When the fetal heart rate could not be read, Dr. Sandra Lopez, an obstetrician from the federally funded Vista Community Clinic, called for the C-section. While Mota had initially been given a local and epidural anesthetic, she alleged in her lawsuit that the effects had almost entirely worn off by the time Lopez ordered the C-section and that the Pitocin administered might have caused the baby’s distress.

The government contends Lopez performed “pinch tests” to determine whether Mota had any sensation and found she did not. Mota denied any such tests occurred.

By the time the C-section was ordered, attempts to summon the anesthesiologist were unsuccessful and Lopez decided to proceed with the surgery. The government wrote in its brief that the doctor “was confronted
with an obstetrical emergency in which minutes and even seconds make the difference between delivering a normal, healthy baby and a child with lifelong catastrophic disabilities.”

In Mota’s trial brief, her attorney contends Lopez never obtained Mota’s consent regarding the decision and that Mota “adamantly voiced her strong opposition” to it without anesthesia, while the government alleged Mota was advised of the situation and agreed to it.

Mota alleged that once the surgery began, she screamed in pain and pleaded with Lopez to stop. The anesthesiologist arrived mid-surgery and administered an anesthetic, which Mota’s attorney alleged happened “too late to prevent the incredible pain and suffering.”

Mota’s baby, a daughter named Cali, was born healthy.

U.S. District Judge Anthony Battaglia, who presided over a bench trial regarding the lawsuit, ruled in the government’s favor. In his written ruling, the judge said that while Mota did not receive general anesthesia, she had received other forms of anesthesia prior to the operation.

Though the judge conceded she “suffered,” he wrote that “in a stressful circumstance, she consented to an emergency procedure without general anesthesia with her expected child in peril.”
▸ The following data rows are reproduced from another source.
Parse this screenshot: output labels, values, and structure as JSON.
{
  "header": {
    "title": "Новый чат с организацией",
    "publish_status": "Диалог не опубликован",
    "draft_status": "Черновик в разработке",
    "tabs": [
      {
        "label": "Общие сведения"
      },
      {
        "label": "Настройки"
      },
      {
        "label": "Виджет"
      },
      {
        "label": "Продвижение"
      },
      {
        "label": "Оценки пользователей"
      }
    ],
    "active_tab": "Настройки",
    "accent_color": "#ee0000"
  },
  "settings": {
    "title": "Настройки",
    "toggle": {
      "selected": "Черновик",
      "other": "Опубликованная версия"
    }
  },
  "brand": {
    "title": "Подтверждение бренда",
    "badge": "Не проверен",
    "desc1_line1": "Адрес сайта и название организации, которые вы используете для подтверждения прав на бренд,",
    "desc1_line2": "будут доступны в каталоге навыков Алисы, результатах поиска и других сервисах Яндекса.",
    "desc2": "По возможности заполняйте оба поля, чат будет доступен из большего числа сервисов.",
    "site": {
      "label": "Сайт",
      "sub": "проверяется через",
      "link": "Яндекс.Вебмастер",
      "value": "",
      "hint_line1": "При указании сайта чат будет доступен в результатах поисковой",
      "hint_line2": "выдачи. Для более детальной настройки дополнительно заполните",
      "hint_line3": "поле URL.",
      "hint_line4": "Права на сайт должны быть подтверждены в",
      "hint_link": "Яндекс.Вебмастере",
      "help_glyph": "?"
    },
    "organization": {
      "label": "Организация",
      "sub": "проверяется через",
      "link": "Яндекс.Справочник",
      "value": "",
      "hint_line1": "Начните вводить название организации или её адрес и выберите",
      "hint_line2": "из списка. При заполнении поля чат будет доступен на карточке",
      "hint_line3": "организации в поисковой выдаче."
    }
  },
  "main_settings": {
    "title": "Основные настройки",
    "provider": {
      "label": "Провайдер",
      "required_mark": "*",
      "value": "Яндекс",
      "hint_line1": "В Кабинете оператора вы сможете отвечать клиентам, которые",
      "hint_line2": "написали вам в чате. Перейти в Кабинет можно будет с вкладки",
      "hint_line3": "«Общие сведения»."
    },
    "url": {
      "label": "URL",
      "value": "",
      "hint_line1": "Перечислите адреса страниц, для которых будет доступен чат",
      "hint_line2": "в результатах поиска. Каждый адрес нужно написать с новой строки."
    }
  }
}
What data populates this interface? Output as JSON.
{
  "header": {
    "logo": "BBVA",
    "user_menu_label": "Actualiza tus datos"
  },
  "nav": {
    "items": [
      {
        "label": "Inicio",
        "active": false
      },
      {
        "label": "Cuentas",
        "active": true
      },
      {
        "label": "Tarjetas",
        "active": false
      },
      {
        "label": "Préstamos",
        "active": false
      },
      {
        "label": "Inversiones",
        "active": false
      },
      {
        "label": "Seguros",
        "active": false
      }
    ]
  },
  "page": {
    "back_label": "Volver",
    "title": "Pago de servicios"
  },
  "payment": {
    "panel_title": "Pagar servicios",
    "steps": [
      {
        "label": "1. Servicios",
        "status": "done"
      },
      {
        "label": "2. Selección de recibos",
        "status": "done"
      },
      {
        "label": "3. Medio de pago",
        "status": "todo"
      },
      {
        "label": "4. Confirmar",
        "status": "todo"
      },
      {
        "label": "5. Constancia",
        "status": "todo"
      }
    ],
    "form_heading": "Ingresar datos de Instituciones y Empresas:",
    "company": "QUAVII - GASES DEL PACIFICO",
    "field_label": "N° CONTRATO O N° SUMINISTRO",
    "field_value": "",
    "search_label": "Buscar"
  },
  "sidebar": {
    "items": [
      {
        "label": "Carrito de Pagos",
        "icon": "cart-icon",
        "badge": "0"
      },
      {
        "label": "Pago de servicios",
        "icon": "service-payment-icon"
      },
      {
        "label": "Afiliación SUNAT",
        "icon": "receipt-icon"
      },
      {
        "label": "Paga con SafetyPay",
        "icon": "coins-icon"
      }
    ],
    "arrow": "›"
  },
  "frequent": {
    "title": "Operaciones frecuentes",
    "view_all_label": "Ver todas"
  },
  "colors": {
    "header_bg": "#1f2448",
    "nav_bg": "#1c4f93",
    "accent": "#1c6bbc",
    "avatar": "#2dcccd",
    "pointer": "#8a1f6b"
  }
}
He also wrote that Mota’s screams and pleas — which were reportedly heard by her fiancée and sister outside the operating room — were not confirmed by the other nurses and no one in the operating room witnessed Mota refusing to undergo the procedure.

“The court accepts that plaintiff, her fiancée, and her sister believe what they are saying, but the court believes their recollection of events are the product of the stress of the moment and the lack of perception of the events as they unfolded,” Battaglia wrote.